This is a topic very dear to my heart. I once worked at Family Planning [amazing people, amazing place] and I was once a closeted teenager armed with no information about sex having lots of sex. I know what happens when you don’t give young people information about sex, sexuality, consent, and relationships. But I’m not an expert. Ross (in my opinion) is.
Ross Palethorpe (he/they) is a provisional member of the New Zealand Association of Counsellors. He's worked in education since 2005 and currently works as a school counsellor. Here he shares the importance of sex and relationships education but even more crucially - he talks about what is at stake with the religious right in Aotearoa, firing up for a fight.
I hope you will read and share and act. Ross has done such a great job of explaining what’s happening. It certainly made me realise I need to act now and not just talk about it! - Emily x
I want you to take a moment and think about how we approach driving and car safety in our culture. It shapes the society we live in. Not everybody drives, but the ones who do are expected to have a level of understanding and safety awareness about it. There’s a wealth of training and information available for everyone, both at an age where they’re taking part but also education about safety and awareness for kids as well. Pre-schoolers don’t need to know the effect alcohol has on reaction times for example, but they do need to know about roads and looking both ways before crossing the street. Young adults watch TV shows and films where driving is shown to be fast, dangerous and consequence-free, but this is tempered with the education they receive and the community support they get to know the difference between the Fast and the Furious and the real world. If you’re unsafe or harm others, there can be consequences. The advice and guidance you got at school about road safety is probably very different to the advice your kids get, but the roads are different now! Even the tests have changed.
The system is far from perfect, but very few people question the need for driver training, road safety education and the role of the state in reducing the risk. Even if you’ve been an incredibly diligent and careful driver all your life, can you say the same for everyone else on the road?

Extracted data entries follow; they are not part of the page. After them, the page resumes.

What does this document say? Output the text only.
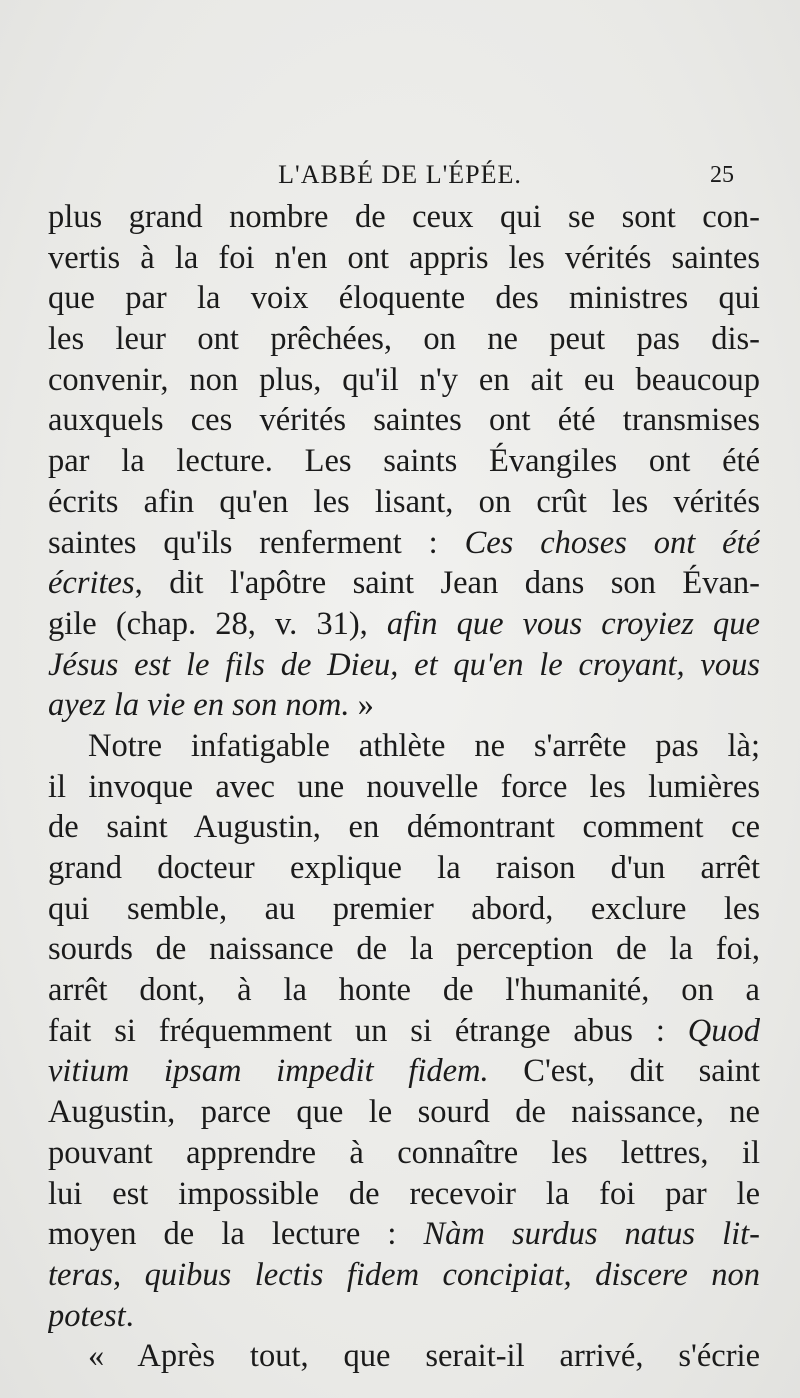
L'ABBÉ DE L'ÉPÉE.	25
plus grand nombre de ceux qui se sont con-
vertis à la foi n'en ont appris les vérités saintes
que par la voix éloquente des ministres qui
les leur ont prêchées, on ne peut pas dis-
convenir, non plus, qu'il n'y en ait eu beaucoup
auxquels ces vérités saintes ont été transmises
par la lecture. Les saints Évangiles ont été
écrits afin qu'en les lisant, on crût les vérités
saintes qu'ils renferment : Ces choses ont été
écrites, dit l'apôtre saint Jean dans son Évan-
gile (chap. 28, v. 31), afin que vous croyiez que
Jésus est le fils de Dieu, et qu'en le croyant, vous
ayez la vie en son nom. »
Notre infatigable athlète ne s'arrête pas là;
il invoque avec une nouvelle force les lumières
de saint Augustin, en démontrant comment ce
grand docteur explique la raison d'un arrêt
qui semble, au premier abord, exclure les
sourds de naissance de la perception de la foi,
arrêt dont, à la honte de l'humanité, on a
fait si fréquemment un si étrange abus : Quod
vitium ipsam impedit fidem. C'est, dit saint
Augustin, parce que le sourd de naissance, ne
pouvant apprendre à connaître les lettres, il
lui est impossible de recevoir la foi par le
moyen de la lecture : Nàm surdus natus lit-
teras, quibus lectis fidem concipiat, discere non
potest.
« Après tout, que serait-il arrivé, s'écrie
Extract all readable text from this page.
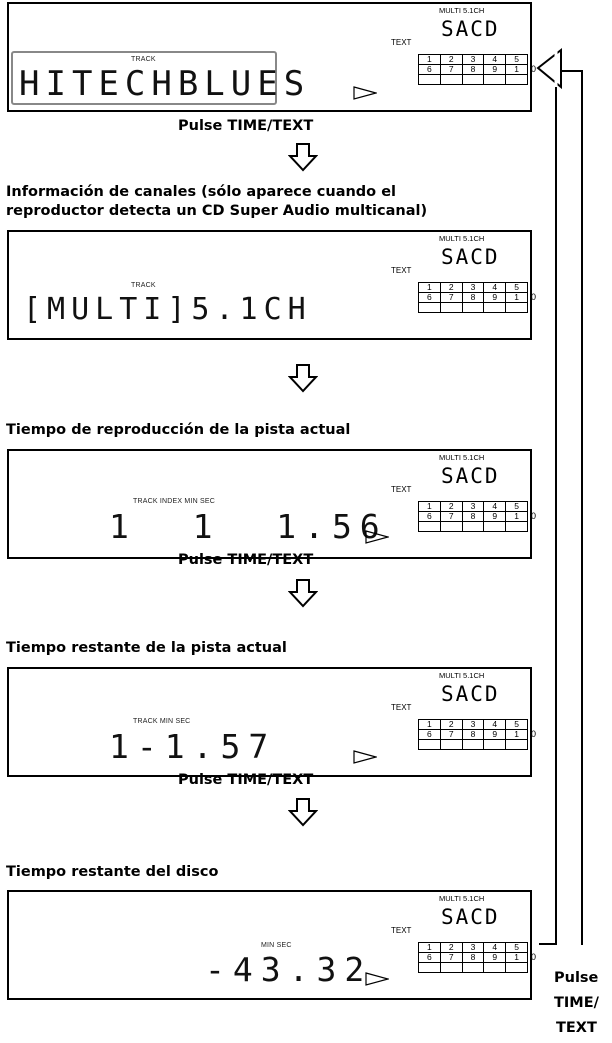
TRACK
HITECHBLUES
TEXT
MULTI 5.1CH
SACD
1	2	3	4	5
6	7	8	9	1
				0
Pulse TIME/TEXT
Información de canales (sólo aparece cuando el
reproductor detecta un CD Super Audio multicanal)
TRACK
[MULTI]5.1CH
TEXT
MULTI 5.1CH
SACD
1	2	3	4	5
6	7	8	9	1
				0
Tiempo de reproducción de la pista actual
TRACK INDEX MIN SEC
1  1  1.56
TEXT
MULTI 5.1CH
SACD
1	2	3	4	5
6	7	8	9	1
				0
Pulse TIME/TEXT
Tiempo restante de la pista actual
TRACK MIN SEC
1-1.57
TEXT
MULTI 5.1CH
SACD
1	2	3	4	5
6	7	8	9	1
				0
Pulse TIME/TEXT
Tiempo restante del disco
MIN SEC
-43.32
TEXT
MULTI 5.1CH
SACD
1	2	3	4	5
6	7	8	9	1
				0
Pulse
TIME/
TEXT
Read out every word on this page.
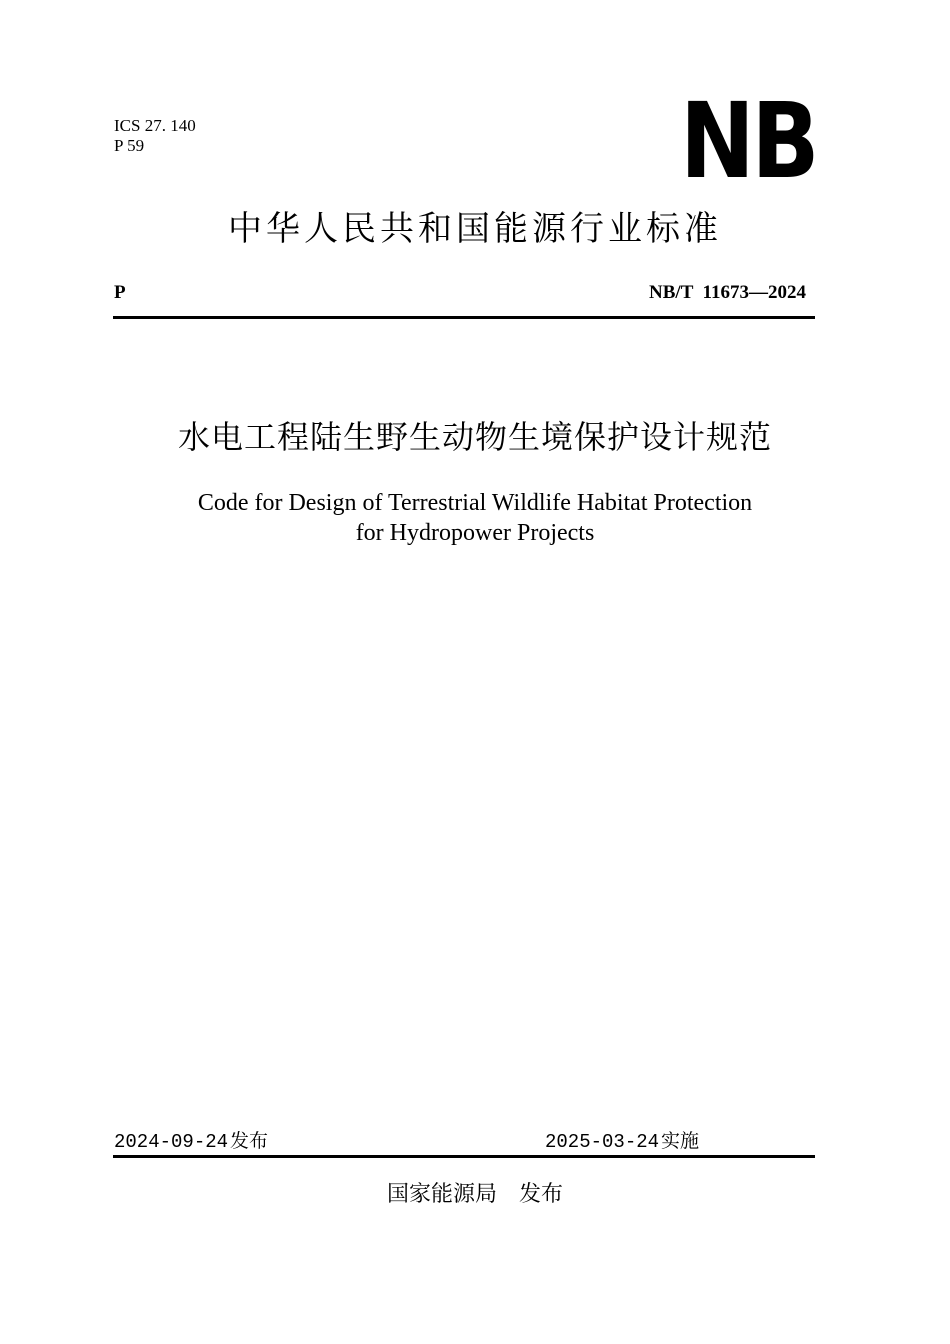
ICS 27. 140
P 59	NB
中华人民共和国能源行业标准
P	NB/T  11673—2024
水电工程陆生野生动物生境保护设计规范
Code for Design of Terrestrial Wildlife Habitat Protection
for Hydropower Projects
2024-09-24 发布	2025-03-24 实施
国家能源局　发布
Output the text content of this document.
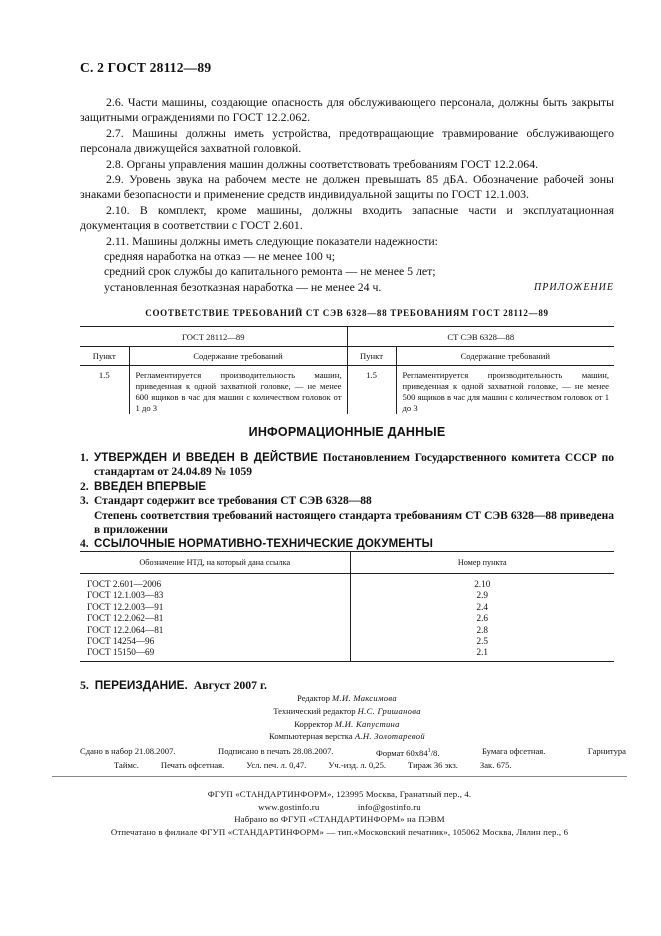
С. 2 ГОСТ 28112—89

2.6. Части машины, создающие опасность для обслуживающего персонала, должны быть закрыты защитными ограждениями по ГОСТ 12.2.062.

2.7. Машины должны иметь устройства, предотвращающие травмирование обслуживающего персонала движущейся захватной головкой.

2.8. Органы управления машин должны соответствовать требованиям ГОСТ 12.2.064.

2.9. Уровень звука на рабочем месте не должен превышать 85 дБА. Обозначение рабочей зоны знаками безопасности и применение средств индивидуальной защиты по ГОСТ 12.1.003.

2.10. В комплект, кроме машины, должны входить запасные части и эксплуатационная документация в соответствии с ГОСТ 2.601.

2.11. Машины должны иметь следующие показатели надежности:

средняя наработка на отказ — не менее 100 ч;

средний срок службы до капитального ремонта — не менее 5 лет;

установленная безотказная наработка — не менее 24 ч.	ПРИЛОЖЕНИЕ
СООТВЕТСТВИЕ ТРЕБОВАНИЙ СТ СЭВ 6328—88 ТРЕБОВАНИЯМ ГОСТ 28112—89
ГОСТ 28112—89		СТ СЭВ 6328—88	
Пункт	Содержание требований	Пункт	Содержание требований
1.5	Регламентируется производительность машин, приведенная к одной захватной головке, — не менее 600 ящиков в час для машин с количеством головок от 1 до 3	1.5	Регламентируется производительность машин, приведенная к одной захватной головке, — не менее 500 ящиков в час для машин с количеством головок от 1 до 3
ИНФОРМАЦИОННЫЕ ДАННЫЕ
1. УТВЕРЖДЕН И ВВЕДЕН В ДЕЙСТВИЕ Постановлением Государственного комитета СССР по стандартам от 24.04.89 № 1059
2. ВВЕДЕН ВПЕРВЫЕ
3. Стандарт содержит все требования СТ СЭВ 6328—88
Степень соответствия требований настоящего стандарта требованиям СТ СЭВ 6328—88 приведена в приложении
4. ССЫЛОЧНЫЕ НОРМАТИВНО-ТЕХНИЧЕСКИЕ ДОКУМЕНТЫ
Обозначение НТД, на который дана ссылка	Номер пункта
ГОСТ 2.601—2006	2.10
ГОСТ 12.1.003—83	2.9
ГОСТ 12.2.003—91	2.4
ГОСТ 12.2.062—81	2.6
ГОСТ 12.2.064—81	2.8
ГОСТ 14254—96	2.5
ГОСТ 15150—69	2.1
5. ПЕРЕИЗДАНИЕ. Август 2007 г.
Редактор М.И. Максимова
Технический редактор Н.С. Гришанова
Корректор М.И. Капустина
Компьютерная верстка А.Н. Золотаревой
Сдано в набор 21.08.2007.	Подписано в печать 28.08.2007.	Формат $60x84^1/8$.	Бумага офсетная.	Гарнитура
Таймс.	Печать офсетная.	Усл. печ. л. 0,47.	Уч.-изд. л. 0,25.	Тираж 36 экз.	Зак. 675.
ФГУП «СТАНДАРТИНФОРМ», 123995 Москва, Гранатный пер., 4.
www.gostinfo.ru	info@gostinfo.ru
Набрано во ФГУП «СТАНДАРТИНФОРМ» на ПЭВМ
Отпечатано в филиале ФГУП «СТАНДАРТИНФОРМ» — тип.«Московский печатник», 105062 Москва, Лялин пер., 6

Compare that to our approach to sex and relationships. A foundational aspect of our identities that as a culture we hide from children and young people, and then fret when they struggle to keep themselves safe. Young adults who know they’re expected to somehow do this thing right, with no access to support, turning to porn or guys like Andrew Tate for advice. Kids who are exposed to heterosexual relationships in cartoons and movies as soon as they can focus their eyes, told repeatedly to kiss great-uncle even though he makes them feel weird, never told that actually, they can say no. You might be the most open-minded caregiver who has been using correct language for body parts and teaching consent (and a huge mihi to you for that work!) but don’t you want your child’s peers to have that same level of understanding?
I was a high school science and health teacher for a long time, and I used to work for an NGO delivering sexuality and relationship education (SRE). I’m now a counsellor, working with adults and teenagers. I can’t stress enough how important it is that every single child, teenager and adult has access to education on how to keep themselves and others safe in relationships, and how to navigate their own sexuality. Unfortunately, Pākēha culture is riddled with shame and discomfort around sex and sexuality, and people tend to want things that make them feel uncomfortable to go away. But why does the cost of our discomfort need to be the safety and wellbeing of the generations behind us?
For most of us, I’m sure, there’s a residual squeamishness about some aspect of SRE. That memory of a very awkward teacher delivering a single lesson about condoms, or the look of anger on your dad’s face when you innocently asked him about something you’d heard in the playground, which meant you never asked again. And despite that, we survived! But most of us are also carrying the cost of that ignorance, and some, tragically, don’t survive it. Ensuring that our young people know about their bodies, about consent, about harm reduction, has to be a team effort. We must look at the picture beyond our own discomfort.
I write this because at the moment, our young people’s right to an education is under attack. Fundamentalist organisations like Destiny Church and Family First see the government guidelines on SRE as a threat to what they see as an area of education that should be the sole responsibility of the parent. They don’t see that supporting our rangatahi to be respectful, safe partners and healthy adults takes a community, and keeps us all safe. And they’re playing dirty. Family First have released a guide on how to stop schools teaching SRE, and in Tauranga there is a Facebook campaign to take children out of schools for the entirety of Schools’ Pride Week in June.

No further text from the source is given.